Catch is often thought of as an Evernote competitor, thanks to the company’s simple, note-taking applications for iOS and Android. But more recently, the company’s APIs were found integrated into a high-profile mobile application: Google’s official app for its I/O developer conference. In the Google I/O app, Catch was used to help attendees create and manage conference notes using the Catch service.

As it turns out, there are today over 40 apps using Catch’s APIs, including those from the BBC and TED, plus recipes and horoscopes apps and others. And now, with Catch’s newly launched annotations API and its support for structured data, Catch can enable different mobile apps to talk to each other.

Prior to the release of Catch’s annotations API, the service supported only text, location, photos and voice in its notes. But sometimes, explains Catch CTO Andreas Schobel, you want to add structured data, too.

Developers can now do just that by registering new annotation types with Catch. For now, this is done by sending emails to Soon, a self-service registration page will be available to make the process even easier.

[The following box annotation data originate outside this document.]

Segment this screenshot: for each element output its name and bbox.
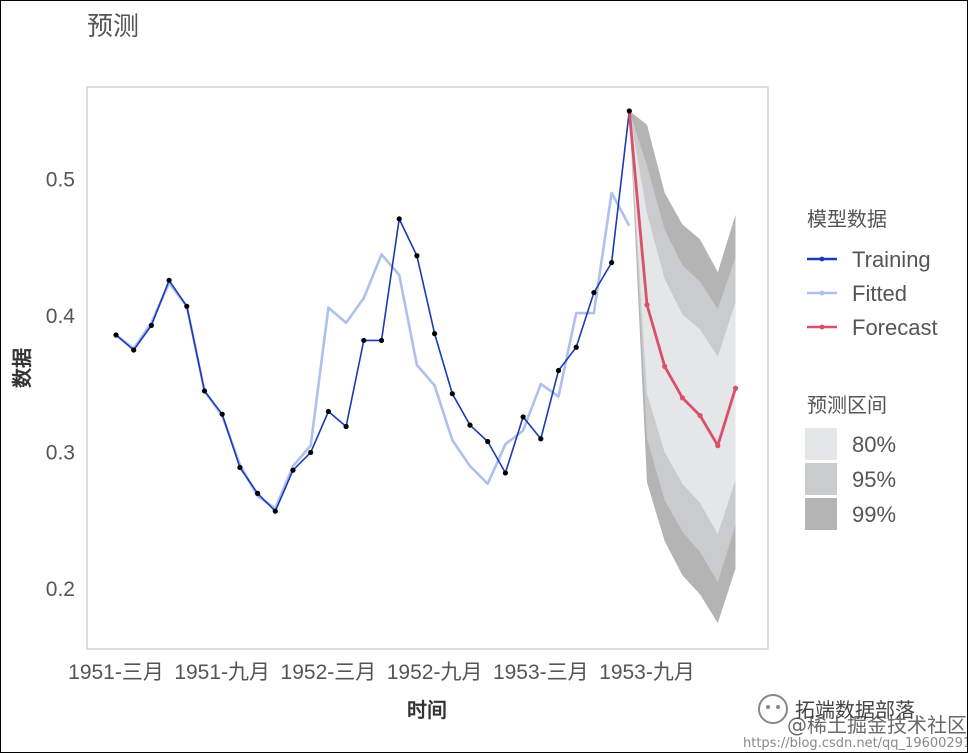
legend-model-data: 模型数据 Training Fitted Forecast [807, 207, 938, 340]
legend-label-interval: 99% [852, 502, 896, 527]
wechat-icon [758, 694, 788, 724]
chart-title: 预测 [87, 12, 139, 42]
series-points [113, 108, 739, 514]
training-point [201, 388, 208, 394]
training-point [308, 449, 314, 456]
forecast-point [644, 302, 650, 308]
x-tick-label: 1951-九月 [174, 661, 270, 684]
legend-swatch-80pct [805, 428, 837, 460]
y-tick-label: 0.4 [46, 305, 76, 328]
legend-swatch-99pct [805, 498, 837, 530]
training-point [414, 253, 420, 259]
x-tick-label: 1951-三月 [68, 661, 164, 684]
legend-label-interval: 80% [852, 432, 896, 457]
training-point [609, 259, 615, 266]
forecast-point [732, 385, 739, 391]
training-point [113, 332, 119, 338]
y-axis-ticks: 0.2 0.3 0.4 0.5 [46, 168, 76, 601]
x-tick-label: 1953-九月 [599, 661, 695, 684]
y-tick-label: 0.2 [46, 578, 75, 601]
wechat-eye-icon [776, 705, 780, 709]
training-point [396, 216, 402, 222]
legend-interval-title: 预测区间 [807, 393, 887, 417]
training-point [184, 303, 190, 309]
training-point [538, 436, 544, 442]
x-tick-label: 1952-九月 [387, 661, 483, 684]
series-line-training [115, 110, 631, 513]
x-tick-label: 1952-三月 [281, 661, 377, 684]
legend-label-fitted: Fitted [852, 281, 907, 306]
training-point [361, 337, 367, 344]
x-tick-label: 1953-三月 [493, 661, 589, 684]
x-axis-title: 时间 [407, 698, 447, 722]
y-axis-title: 数据 [10, 348, 34, 388]
training-point [520, 414, 526, 420]
training-point [290, 467, 296, 473]
training-point [378, 337, 385, 344]
x-axis-ticks: 1951-三月 1951-九月 1952-三月 1952-九月 1953-三月 1953-… [68, 661, 695, 684]
legend-swatch-95pct [805, 463, 837, 495]
legend-label-forecast: Forecast [852, 315, 938, 340]
legend-prediction-interval: 预测区间 80% 95% 99% [805, 393, 896, 530]
training-point [502, 470, 508, 476]
legend-label-interval: 95% [852, 467, 896, 492]
legend-model-title: 模型数据 [807, 207, 887, 231]
watermark-brand: 拓端数据部落 [795, 698, 915, 722]
legend-label-training: Training [852, 247, 931, 272]
legend-swatch-dot [819, 324, 825, 330]
legend-swatch-dot [819, 290, 825, 296]
training-point [325, 408, 331, 415]
training-point [432, 331, 438, 337]
training-point [255, 490, 261, 496]
wechat-eye-icon [766, 705, 770, 709]
watermark-url: https://blog.csdn.net/qq_19600291 [743, 736, 967, 751]
training-point [131, 347, 137, 353]
training-point [237, 464, 243, 471]
y-tick-label: 0.3 [46, 441, 75, 464]
forecast-point [679, 395, 686, 401]
watermark: 拓端数据部落 @稀土掘金技术社区 https://blog.csdn.net/q… [743, 694, 967, 751]
training-point [467, 422, 473, 428]
forecast-point [697, 412, 703, 419]
training-point [591, 290, 597, 296]
training-point [148, 322, 154, 329]
training-point [343, 423, 349, 430]
training-point [626, 108, 632, 114]
training-point [555, 367, 562, 374]
legend-swatch-dot [819, 256, 825, 262]
training-point [272, 508, 278, 514]
y-tick-label: 0.5 [46, 168, 75, 191]
training-point [449, 391, 455, 397]
training-point [573, 344, 579, 350]
prediction-interval-bands [629, 111, 736, 624]
training-point [219, 411, 225, 417]
forecast-point [715, 443, 721, 449]
training-point [485, 438, 491, 445]
training-point [166, 277, 172, 283]
forecast-point [662, 363, 668, 369]
watermark-community: @稀土掘金技术社区 [787, 713, 967, 737]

According to the Catch developer site, the annotations types currently have the following properties:

  • namespace: A grouping for common annotations, generally relates to the application that uses them (health tracker).
  • key: The key for the particular annotation.
  • id: The id of the annotation type is composed of the namespace and key as namespace:key. The id is used for manipulating annotations in the Notes API.
  • unique: Whether the annotation can have multiple values per note.
  • processor: The method by which annotation values are processed. Built in processors are string, boolean, and number. Numbers have built in unit conversion.

So how does this annotations API allow apps to talk to each other? Well, for example, instead of having a note field in an app where you recorded your weight daily as text, that information could be saved as data. Then a second app could read that data. In the weight-tracking example, the second app could translate pounds to kilograms, for instance, or it could correlate your weight with your daily blood pressure readings, which the second app provided.

Another basic example of annotations are the starred notes Catch implemented into its own note-taking apps recently, which allows users to save their favorite notes.

These are very simple examples, of course, but the possibilities of annotations made available via API are interesting, especially in terms of sharing data between different applications – even those from different developers.